Le secteur bancaire est en pleine restructuration. Surtout, le tourisme est un moteur de l’économie, assurant des entrées de devises grâce à l’augmentation régulière du nombre de visiteurs étrangers.
La crise politique de 2001 a entraîné une crise bancaire et économique. Une politique d’austérité engagée par Kemal Dervis a été poursuivie par le gouvernement de M. Erdogan en coopération avec le FMI pour juguler la hausse des prix. Le déficit budgétaire est aujourd’hui dans les normes européennes, l’inflation sous contrôle (8 % en 2005), la croissance élevée (croissance cumulée de 30 % de 2002 à 2005). L’encadrement des dépenses publiques a permis une réduction de la dette publique revenue de 85 % du PIB en 2001 à 68 % en 2005.
Des facteurs de fragilité demeurent (détérioration grandissante du déficit de la balance des paiements courants, insuffisance des investissements) qui font que l’économie turque n’est pas à l’abri de phases de turbulences (dépréciation de la monnaie au printemps 2006).
Culture
La République de Turquie est le dernier des États-nations issus de la dislocation de l’Empire ottoman, et son principal héritier, au moins sur le plan culturel. Dans cet héritage figurent :
- une volonté ancienne de modernisation et d’ouverture à l’Europe et la fierté d’une histoire longtemps glorieuse et marquée par l’islam.
- une politique patrimoniale désormais soucieuse d’intégrer la totalité des civilisations anciennes de l’Anatolie, même quand elles sont revendiquées aussi par d’autres pays : la floraison actuelle des études byzantines en témoigne.

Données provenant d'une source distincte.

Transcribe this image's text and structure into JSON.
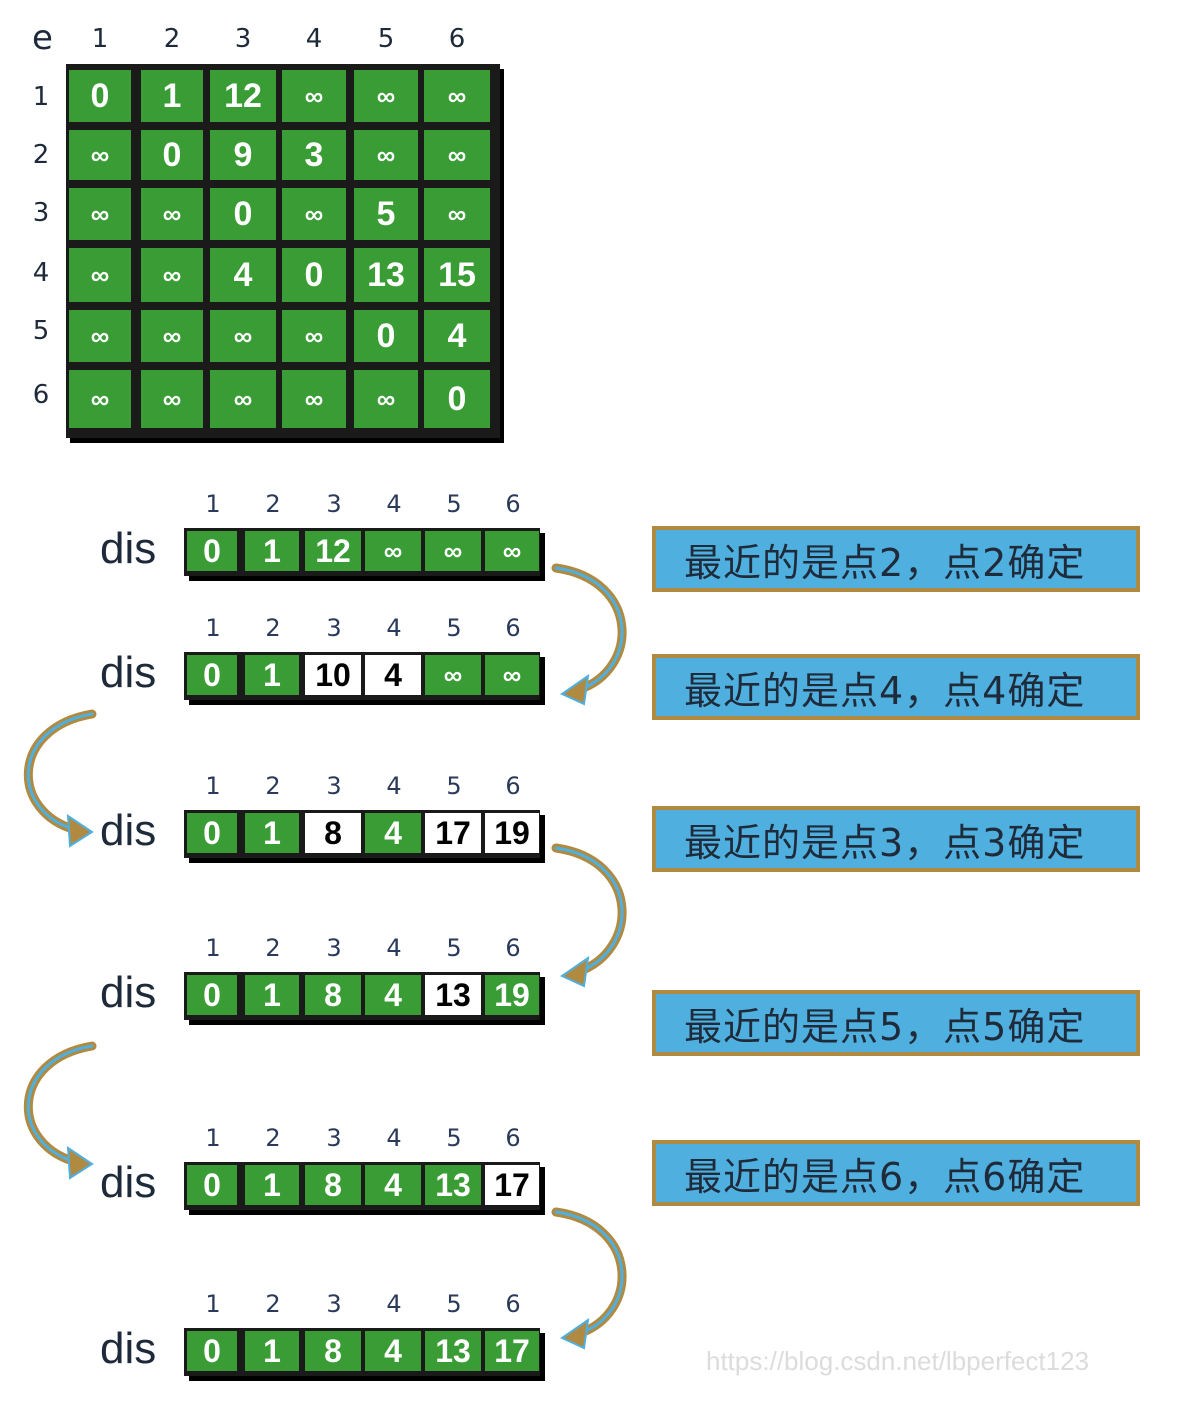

Le mécénat joue un rôle central dans la diffusion de la culture : nombreuses universités privées, souvent de haut niveau, teintées parfois de populisme, musées, éditions d’art.
La Turquie moderne fait preuve d’une sensibilité artistique ouverte : triomphe de l’exposition Picasso ou du cirque Zingaro, succès prévisible de l’exposition Rodin (qui montrera "Le Baiser").
La création artistique est dynamique, à Istanbul en particulier : cinéma (Nuri Bilge Ceylan à Cannes, Berlin…), théâtre (accueil de Peter Brook), musique classique, européenne et ottomane, et variétés (synthèse musicale réalisée par la chanteuse Sezen Aksu). Les autres principaux foyers de vie culturelle sont Ankara, Izmir, Antalya. Il existe une forte demande même dans des régions reculées (Erzurum). A Sivas ou Nevshehir sont projetés des films "européens" ("La Mer intérieure").
La Turquie est un pays de contrastes : une partie du pays, notamment originaire du sud-est, vit selon un code d’honneur féroce que l’émigration dans les grandes villes ne fait pas disparaître aussitôt ; les campagnes pour la scolarisation des filles restent nécessaires.
Les penseurs français ont exercé une forte influence sur l’intelligentsia (Foucault, Deleuze, Baudrillard) : abondance des traductions, contemporaines ou classiques (les "Géorgiques" de Virgile) ; les traductions du français arrivent au deuxième rang, loin devant les autres.
La littérature turque reste peu connue en France, en dehors du poète Nazim Hikmet, de quelques romanciers comme Yachar Kemal et Orhan Pamuk ; encore doivent-ils une part de leur célébrité à des raisons politiques étrangères à leur incontestable talent littéraire. La jeune génération des lettres turques (Asli Erdogan, Perihan Magden) commence toutefois à se frayer une voie grâce notamment à la collection des Lettres Turques créée par Actes Sud. Une émigration, en voie de résorption avec la libéralisation du pays, obtient plus facilement audience (Nedim Gürsel).
"Traduire la Turquie" dans ses aspects multiples et contradictoires reste plus que jamais une nécessité.